2021 Virtual Summer Lecture Series

laptop and coffee


The 2021 Summer Lecture Series is being held virtually through the Friends of Nisqually National Wildlife Refuge Complex (Friends of Nisqually NWRC).  As a Covid-19 precaution the 2021 Summer Lecture series will be held through Zoom.  The lecture series continues to be free.

All lectures are free and will take place Wednesday evenings at 7:00 p.m. (Pacific time) throughout July and August.  Registration is required.  To register, go to https://www.friendsofnisquallynwrc.org/summer-lecture-series/ and complete the form on the page and indicate which lectures you plan to attend.  You'll receive an email with instructions for joining.  A full description of each lecture is listed below the registration form.

Questions? Contact info@friendsofnisquallynwrc.org 



July 28 - Climate Action through Art - Out of Apathy and into Action!

Lecturer: Carrie Ziegler (Artist, Speaker, and Community Engagement Expert) 

Carrie will share inspring collaborative art and climate action stories which will explore the transformative power of collaborative art and its capacity to create change, both in us as individuals and in the communities we are part of.  

August 4 - Encounters with the Remarkable Olympic Marmot 

Lecturer: Richard Klawitter (Retired Physical Therapist and an Expert with Olympic Marmot Natural History) 

Richard's study of the Olympic marmot has been a long standing avocation. This program will explore the life an Olympic marmot lives and its natural history will be illustrated.

August 11 - Cougars as Ecological Brokers

Lecturer: Mark Elbroch (Mountain Lion Biologist and the Director of the Puma Program for Panthera) 

Cougars--also known as mountain lions, pumas, and Florida panthers--are among the most iconic carnivores in the Americas. Learn hou cougars support healthy human communities and healthy landscapes in which humans can thrive.

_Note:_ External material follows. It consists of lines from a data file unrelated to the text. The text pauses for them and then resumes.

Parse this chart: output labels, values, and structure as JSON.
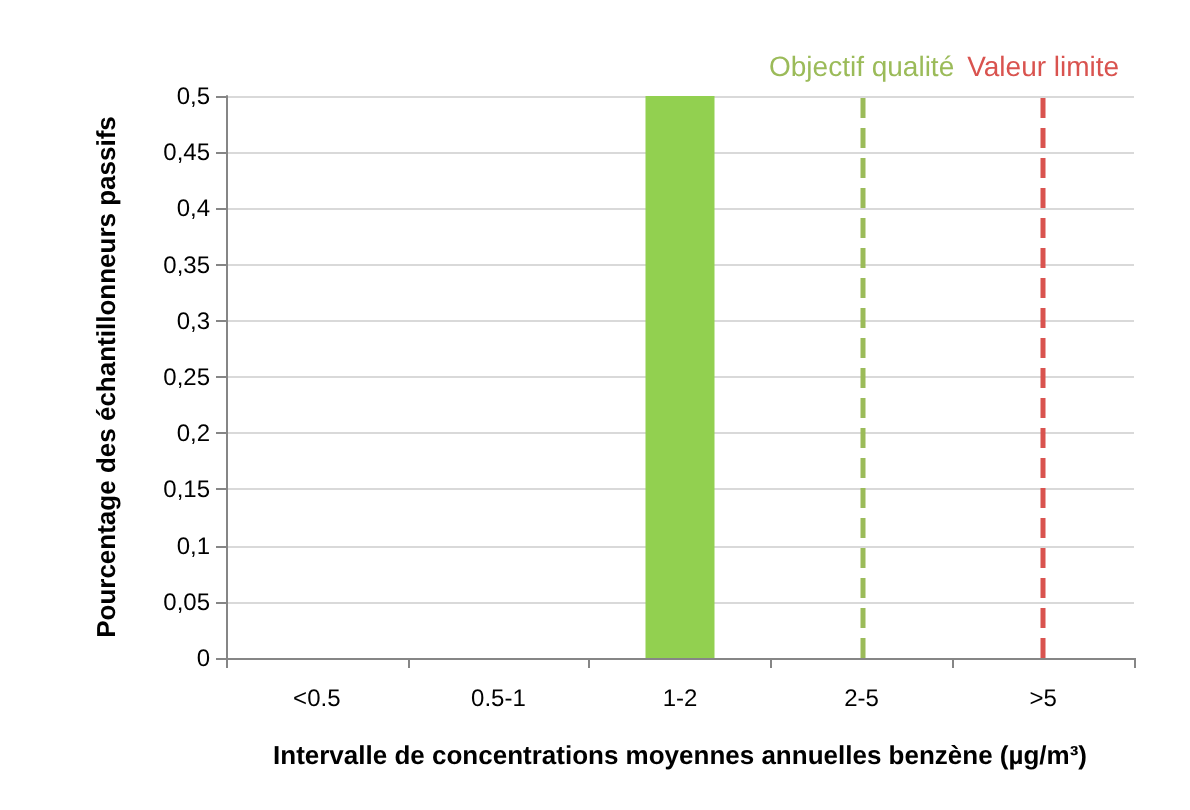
{
  "chart_data": {
    "type": "bar",
    "xlabel": "Intervalle de concentrations moyennes annuelles benzène (µg/m³)",
    "ylabel": "Pourcentage des échantillonneurs passifs",
    "categories": [
      "<0.5",
      "0.5-1",
      "1-2",
      "2-5",
      ">5"
    ],
    "values": [
      0,
      0,
      0.5,
      0,
      0
    ],
    "color": "#92d050",
    "ylim": [
      0,
      0.5
    ],
    "yticks": [
      0,
      {
        "value": 0.05,
        "label": "0,05"
      },
      {
        "value": 0.1,
        "label": "0,1"
      },
      {
        "value": 0.15,
        "label": "0,15"
      },
      {
        "value": 0.2,
        "label": "0,2"
      },
      {
        "value": 0.25,
        "label": "0,25"
      },
      {
        "value": 0.3,
        "label": "0,3"
      },
      {
        "value": 0.35,
        "label": "0,35"
      },
      {
        "value": 0.4,
        "label": "0,4"
      },
      {
        "value": 0.45,
        "label": "0,45"
      },
      {
        "value": 0.5,
        "label": "0,5"
      }
    ],
    "grid": "y",
    "ref_lines": [
      {
        "axis": "x",
        "value": "2-5",
        "label": "Objectif qualité",
        "color": "#9bbb59",
        "line_style": "dashed"
      },
      {
        "axis": "x",
        "value": ">5",
        "label": "Valeur limite",
        "color": "#d9534f",
        "line_style": "dashed"
      }
    ]
  }
}
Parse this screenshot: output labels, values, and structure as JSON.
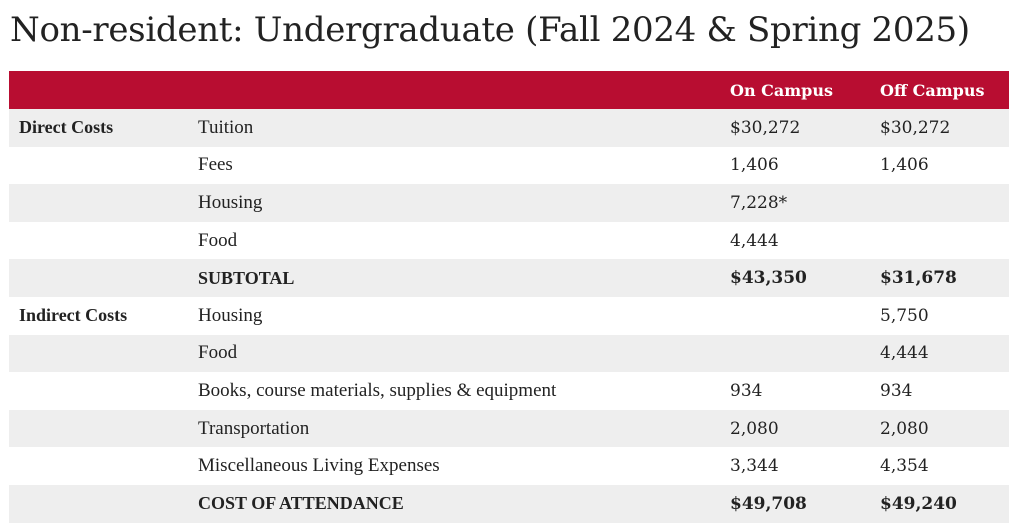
{
  "page": {
    "title": "Non-resident: Undergraduate (Fall 2024 & Spring 2025)"
  },
  "colors": {
    "header_background": "#b80d31",
    "header_text": "#ffffff",
    "stripe": "#eeeeee"
  },
  "table": {
    "headers": [
      "",
      "",
      "On Campus",
      "Off Campus"
    ],
    "rows": [
      {
        "group": "Direct Costs",
        "item": "Tuition",
        "on_campus": "$30,272",
        "off_campus": "$30,272"
      },
      {
        "group": "",
        "item": "Fees",
        "on_campus": "1,406",
        "off_campus": "1,406"
      },
      {
        "group": "",
        "item": "Housing",
        "on_campus": "7,228*",
        "off_campus": ""
      },
      {
        "group": "",
        "item": "Food",
        "on_campus": "4,444",
        "off_campus": ""
      },
      {
        "group": "",
        "item": "SUBTOTAL",
        "on_campus": "$43,350",
        "off_campus": "$31,678"
      },
      {
        "group": "Indirect Costs",
        "item": "Housing",
        "on_campus": "",
        "off_campus": "5,750"
      },
      {
        "group": "",
        "item": "Food",
        "on_campus": "",
        "off_campus": "4,444"
      },
      {
        "group": "",
        "item": "Books, course materials, supplies & equipment",
        "on_campus": "934",
        "off_campus": "934"
      },
      {
        "group": "",
        "item": "Transportation",
        "on_campus": "2,080",
        "off_campus": "2,080"
      },
      {
        "group": "",
        "item": "Miscellaneous Living Expenses",
        "on_campus": "3,344",
        "off_campus": "4,354"
      },
      {
        "group": "",
        "item": "COST OF ATTENDANCE",
        "on_campus": "$49,708",
        "off_campus": "$49,240"
      }
    ]
  }
}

August 18 - After the Blast - the Ecological Recovery of Mount St. Helens

Lecturer: Eric Wagner (A Seattle-based Writer with many essays and articles published in a variety of publications)

On May 18, 1980, the world watched when Mount St. Helens erupted in southwestern Washington. Eric will present the amazing story of how life as responded around the volcano and how that has prompted scientists to think in new ways how life responds to seemingly total devastation.

August 25 - Arsenic and Old Lakes - a Pollution Legacy That Won't Go Away!

Lecturer: James Gawel (Associate Professor of Environmental Chemistry and Engineering at the University of Washington Tacoma) 

Arsenic contamination of lakes in the U.S.A. has occurred as a result of mining, smelting, and its use of aquatic herbicide and terrestrial pesticide. Jim will speak about the mechanisms by which arsenic in the sediments of shallow, urban lakes is transported into surface waters, resulting in significant bioaccumulation of arsenic in aquatic species, and an increased cancer risk for high-consuming populations.